Harvests and Pentecost Sunday
Acts 2:1-11; Psalm 104:1, 24, 29-30, 31, 34; John 20:19-23
Today, we celebrate the Solemnity of Pentecost when the Holy Spirit in the form of tongues of fire descended upon the Apostles gathered around Mary in prayer. After receiving the gift of the Holy Spirit, the Apostles boldly preached the Good News of Jesus Christ and three thousand people were converted and baptized, the first converts to Christianity (Acts 2:41).
Our Catholic feast of Pentecost has its roots in the Jewish religion, since Pentecost is one of the seven yearly feasts described in the first five books of the bible, the Pentateuch, also known by the Jewish people as the Torah.

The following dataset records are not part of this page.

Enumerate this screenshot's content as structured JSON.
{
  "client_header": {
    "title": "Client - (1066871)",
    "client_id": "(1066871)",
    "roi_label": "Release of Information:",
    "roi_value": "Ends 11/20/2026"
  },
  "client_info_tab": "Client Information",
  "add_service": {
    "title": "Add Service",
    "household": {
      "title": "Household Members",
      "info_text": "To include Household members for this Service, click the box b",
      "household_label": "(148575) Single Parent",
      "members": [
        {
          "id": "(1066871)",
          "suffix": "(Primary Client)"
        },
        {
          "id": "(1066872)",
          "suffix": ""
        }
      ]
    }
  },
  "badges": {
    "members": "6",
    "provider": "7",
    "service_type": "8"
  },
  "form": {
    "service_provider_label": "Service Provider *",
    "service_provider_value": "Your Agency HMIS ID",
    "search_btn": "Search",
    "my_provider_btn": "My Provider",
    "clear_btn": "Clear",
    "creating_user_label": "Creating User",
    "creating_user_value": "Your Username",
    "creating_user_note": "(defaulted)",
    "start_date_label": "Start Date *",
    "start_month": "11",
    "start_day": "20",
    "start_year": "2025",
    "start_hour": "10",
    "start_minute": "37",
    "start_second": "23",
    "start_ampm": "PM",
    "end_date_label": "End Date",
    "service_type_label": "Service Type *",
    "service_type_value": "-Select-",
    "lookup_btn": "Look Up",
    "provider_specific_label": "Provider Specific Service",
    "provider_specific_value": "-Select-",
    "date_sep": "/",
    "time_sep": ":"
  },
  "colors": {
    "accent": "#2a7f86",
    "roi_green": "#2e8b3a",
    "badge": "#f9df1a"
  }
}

We celebrate a number of these Jewish feasts but in a way that has transformed them. For example, three of the Jewish religion feasts that have been transformed in Christianity are two Spring feasts (Passover, and First Fruits) and, and one summer feast (Pentecost).
For the Jewish people, Passover is time to remember and relive the time when God saved the Israelites people from their cruel Egyptian oppressors. One way God saved the Israelites was by sending a destroying angel who killed all the first-born throughout Egypt except for the first-born living in Israelite houses that had doors and lintels marked with the blood of an unblemished lamb.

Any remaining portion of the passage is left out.